You can see that without 'una', the expression is kind of easier to say, similar to a shortened form, as it is somewhat faster and easier to pronounce.

In those cases, it is normally the case both in Spanish and English that the shortened, faster, and easier form to pronounce is the less formal one. And the longer, slower, or more difficult to pronounce is reserved for formal speech.

But they are almost the same - just slightly less formal one than the other.


Examples:

- Less formal
In a shop, the assistant may be explaining to you how to use a device;

'*De forma general*, tiene que marcar la hora en que suene la alarma, y después pulsar este botón'

- More formal
But, in a written text, or a speech, a lecture or talk, the speaker might say;

'*De UNA forma general*, podemos indicar la diferenciación de la anatomía de los corales en sus estructuras coralinas.'


----------



## chileno

I think this can be attributed to emphasizing... nothing to do with being more formal or less formal, written or spoken.


----------



## Rocko!

La primera muestra un ejemplo cien por ciento adverbial, mientras que la segunda muestra un ejemplo con adjetivo. Para ponerlo más claro solo se añade el verbo ser: "de una manera (que es) elegante". Pero no podemos hacer lo mismo con el adverbio.
Creo que los conocedores dirían que ambas formas cumplen función adverbial, aunque solo la primera es auténtica.


----------



## Quirce

I agree with Rocko!
Maybe in English it would be equivalent to "elegantly" vs. "in an elegant way"


----------



## NinaDee

¡Gracias a todos por sus explicaciones! Pero todavía no me queda del todo claro cuál usar en un documento escrito formal. Cerros dice que "de una manera elegante" es más formal, y, por lo tanto, más apropiado en un texto escrito. Sin embargo, parece que los demás piensan que suenan básicamente iguales. Bueno, S.V. parece pensar que "de una manera elegante" no suena tan bien como "de manera elegante".


----------



## S.V.

Oh,_ that sounds silly_ was about "lower register" & "un registro tan culto." Did not mean _una_ makes it sound silly. To clarify.


----------



## Amapolas

S.V. said:


> No. That sounds silly.
> 
> _De forma, de manera, de modo elegante _are the normal ones, because they have an adverbial role like _elegante + mente_.
> 
> I think it's hard to explain the reason _un_ is still possible, and they decided "more formal" (_less common_) was good enough.
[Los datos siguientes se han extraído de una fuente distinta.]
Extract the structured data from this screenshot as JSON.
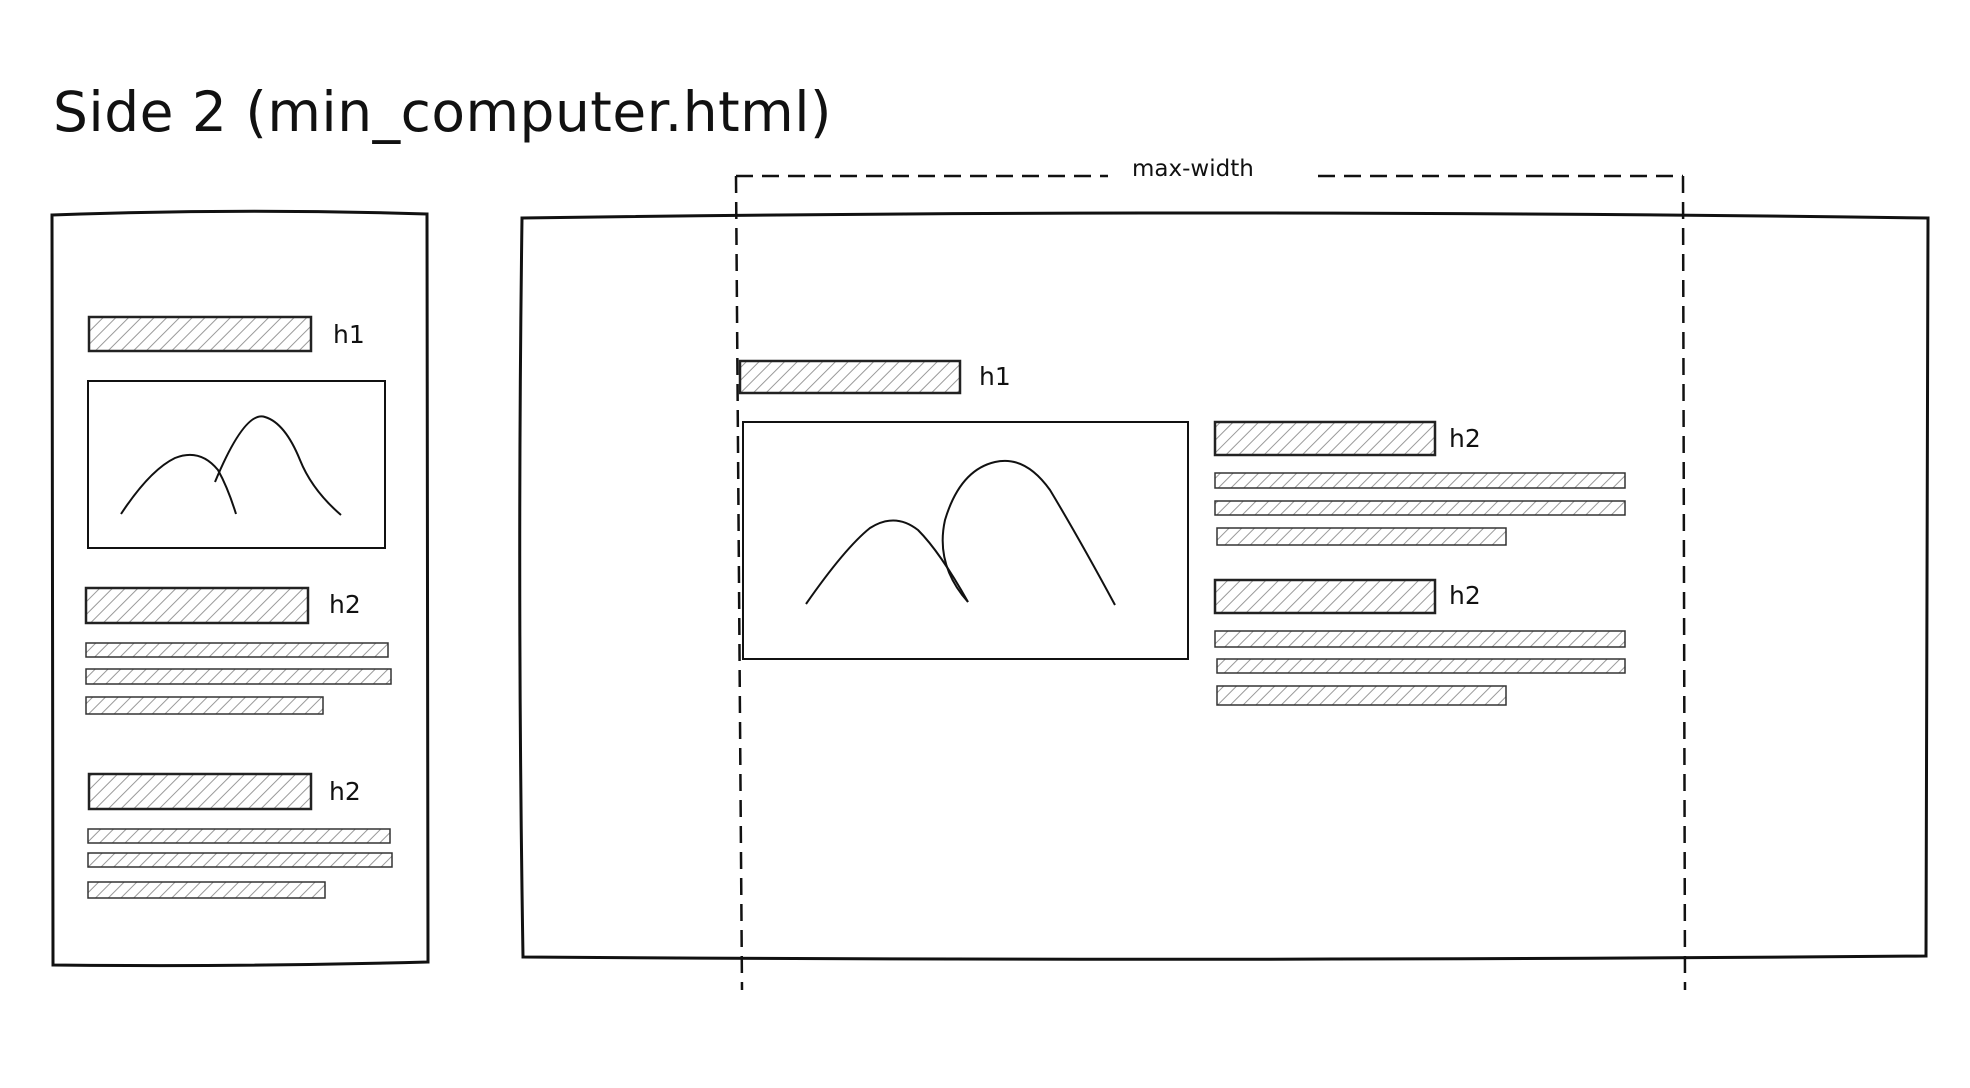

And I completely agree. Adding the article (una) may make it a bit more formal, but neither is higher or lower register.


----------



## NinaDee

Interesting...So what would you recommend for a formal written document then? Or would both be acceptable?


----------



## Circunflejo

Convendría tener una frase concreta sobre la que comentar. Dicho esto, considero que ambas son igual de formales o de informales.


----------



## Rocko!

Tal vez el registro cambia dentro del idioma inglés y eso confundió al autor. En español sería "menos frecuente".


----------



## NinaDee

Circunflejo said:


> Convendría tener una frase concreta sobre la que comentar.
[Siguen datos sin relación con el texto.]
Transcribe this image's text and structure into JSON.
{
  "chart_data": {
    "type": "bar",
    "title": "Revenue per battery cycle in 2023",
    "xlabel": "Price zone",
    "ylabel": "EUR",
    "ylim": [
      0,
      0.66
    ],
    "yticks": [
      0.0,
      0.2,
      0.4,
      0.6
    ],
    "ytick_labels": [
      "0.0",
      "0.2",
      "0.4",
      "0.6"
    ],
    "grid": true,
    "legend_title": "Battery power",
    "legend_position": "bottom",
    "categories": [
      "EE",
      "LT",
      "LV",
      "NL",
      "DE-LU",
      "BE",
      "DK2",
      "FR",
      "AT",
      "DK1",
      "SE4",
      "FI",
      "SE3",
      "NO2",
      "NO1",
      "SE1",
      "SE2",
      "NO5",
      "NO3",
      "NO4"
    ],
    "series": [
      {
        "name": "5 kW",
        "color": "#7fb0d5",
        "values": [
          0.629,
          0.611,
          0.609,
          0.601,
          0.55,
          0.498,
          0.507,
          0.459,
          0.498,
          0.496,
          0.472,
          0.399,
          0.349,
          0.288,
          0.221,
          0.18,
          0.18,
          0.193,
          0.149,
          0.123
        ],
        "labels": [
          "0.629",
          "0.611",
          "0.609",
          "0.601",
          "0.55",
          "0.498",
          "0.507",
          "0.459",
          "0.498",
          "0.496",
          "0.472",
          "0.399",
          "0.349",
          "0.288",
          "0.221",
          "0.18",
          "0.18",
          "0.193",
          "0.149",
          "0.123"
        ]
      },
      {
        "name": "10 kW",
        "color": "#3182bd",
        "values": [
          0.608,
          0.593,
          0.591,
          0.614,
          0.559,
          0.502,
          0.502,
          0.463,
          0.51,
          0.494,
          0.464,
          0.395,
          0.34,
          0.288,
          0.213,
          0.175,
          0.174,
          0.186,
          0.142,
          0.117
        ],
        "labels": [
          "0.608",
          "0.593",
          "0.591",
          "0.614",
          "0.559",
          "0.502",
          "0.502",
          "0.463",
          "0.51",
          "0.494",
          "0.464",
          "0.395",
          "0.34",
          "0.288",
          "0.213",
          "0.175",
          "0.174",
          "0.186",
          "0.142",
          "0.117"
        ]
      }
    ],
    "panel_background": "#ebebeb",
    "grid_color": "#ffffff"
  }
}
Claro, entiendo. Es que el libro no dio un ejemplo concreto, solo esa frase incompleta.




Circunflejo said:


> Dicho esto, considero que ambas son igual de formales o de informales.


Ok, perfecto, gracias.  



Rocko! said:


> Tal vez el registro cambia dentro del idioma inglés y eso confundió al autor. En español sería "menos frecuente".


Puede ser...Por lo general el libro (_A Reference Grammar of Spanish_ de R.E. Batchelor y Miguel Ángel San José) es muy bueno, pero he hallado algunas cosas más que me parecen incorrectas también. Entonces, "de una manera elegante" se usa menos frecuentemente que "de manera elegante", pero no es más formal que el otro.

¡Gracias a todos!


----------



## jilar

Yo te desaconsejo añadir "una".
Es una adición innecesaria.


Una cosa es decir:
Lo hizo de forma/manera elegante.

Y otra:
Es *una* manera/forma elegante de hacerlo.


----------



## Circunflejo

NinaDee said:


> Entonces, "de una manera elegante" se usa menos frecuentemente que "de manera elegante"



No lo tengo yo tan claro.


----------



## Rocko!

Circunflejo said:


> No lo tengo yo tan claro.


Mi presentimiento es que en literatura pueden competir en frecuencia, pero en la oralidad cotidiana no.


----------



## Circunflejo

Rocko! said:


> Mi presentimiento es que en literatura pueden competir en frecuencia, pero en la oralidad cotidiana no.



Tampoco lo tengo yo tan claro.


----------



## S.V.

Sí, Ngram también lo sugiere, con varios ejemplos.









Con las otras también gana sin un(a) o empatan:


----------



## NinaDee

Qué interesante lo de Ngram; nunca había oído hablar de esa herramienta. Basado en los comentarios de ustedes, en general me parece más adecuado usar "de manera elegante". Gracias a todos.


----------



## Rocko!

NinaDee said:


> Qué interesante lo de Ngram; nunca había oído hablar de esa herramienta. Basado en los comentarios de ustedes, en general me parece más adecuado usar "de manera elegante". Gracias a todos.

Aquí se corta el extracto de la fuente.